Папа сел в машину вместе с нами, чтобы мы его подбросили до работы. В присутствии мамы мы с ним вроде как отдыхали друг от друга. Он не мог у нее на глазах злиться и бить меня, поэтому мне не приходилось особенно следить за тем, что я говорю или делаю. Я просто сидела на заднем сиденье и смотрела на выведенные черной краской номера домов, мимо которых мы проезжали.
Вдруг папа приглушил радио и сказал:
— Если увижу хоть одну царапину, то очень-очень разозлюсь.
— Да ну? Если бы не эта твоя война, ты бы не бойкотировал Рождество, сам бы поехал за елкой и сам бы оцарапал свою машину. Так что заткнись.

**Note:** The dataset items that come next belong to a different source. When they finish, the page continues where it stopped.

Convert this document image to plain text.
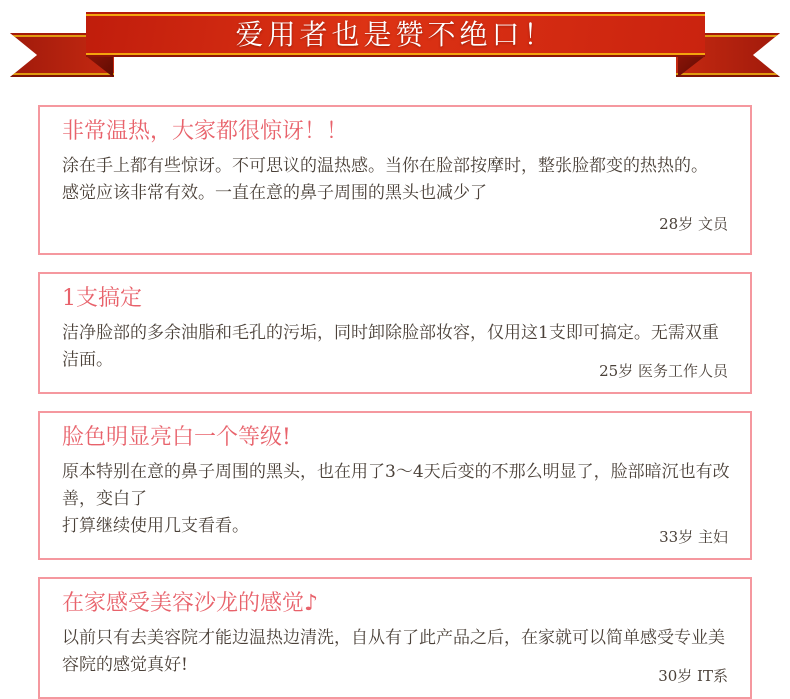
爱用者也是赞不绝口！
非常温热，大家都很惊讶！！

涂在手上都有些惊讶。不可思议的温热感。当你在脸部按摩时，整张脸都变的热热的。

感觉应该非常有效。一直在意的鼻子周围的黑头也减少了

28岁 文员
1支搞定

洁净脸部的多余油脂和毛孔的污垢，同时卸除脸部妆容，仅用这1支即可搞定。无需双重洁面。

25岁 医务工作人员
脸色明显亮白一个等级!

原本特别在意的鼻子周围的黑头，也在用了3～4天后变的不那么明显了，脸部暗沉也有改善，变白了

打算继续使用几支看看。

33岁 主妇
在家感受美容沙龙的感觉♪

以前只有去美容院才能边温热边清洗，自从有了此产品之后，在家就可以简单感受专业美容院的感觉真好!

30岁 IT系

Папа промолчал. Это было восхитительно — слушать, как мама так с ним говорит, а он даже не может ей ничего ответить.
— И чтобы никакой липкой смолы, — добавил папа. — Ее потом ничем не отмоешь.
— Может, хоть на секунду перестанешь всех третировать? — поинтересовалась мама, потом повернулась ко мне и спросила: — Как ты можешь с ним жить?
Я бы предпочла, чтобы она так не делала. Не вынуждала бы меня говорить папе в лицо всякие гадости. Я в таких ситуациях всегда жутко нервничаю, а тут еще папа пялился на меня через зеркальце, предвкушая, как я сейчас облажаюсь.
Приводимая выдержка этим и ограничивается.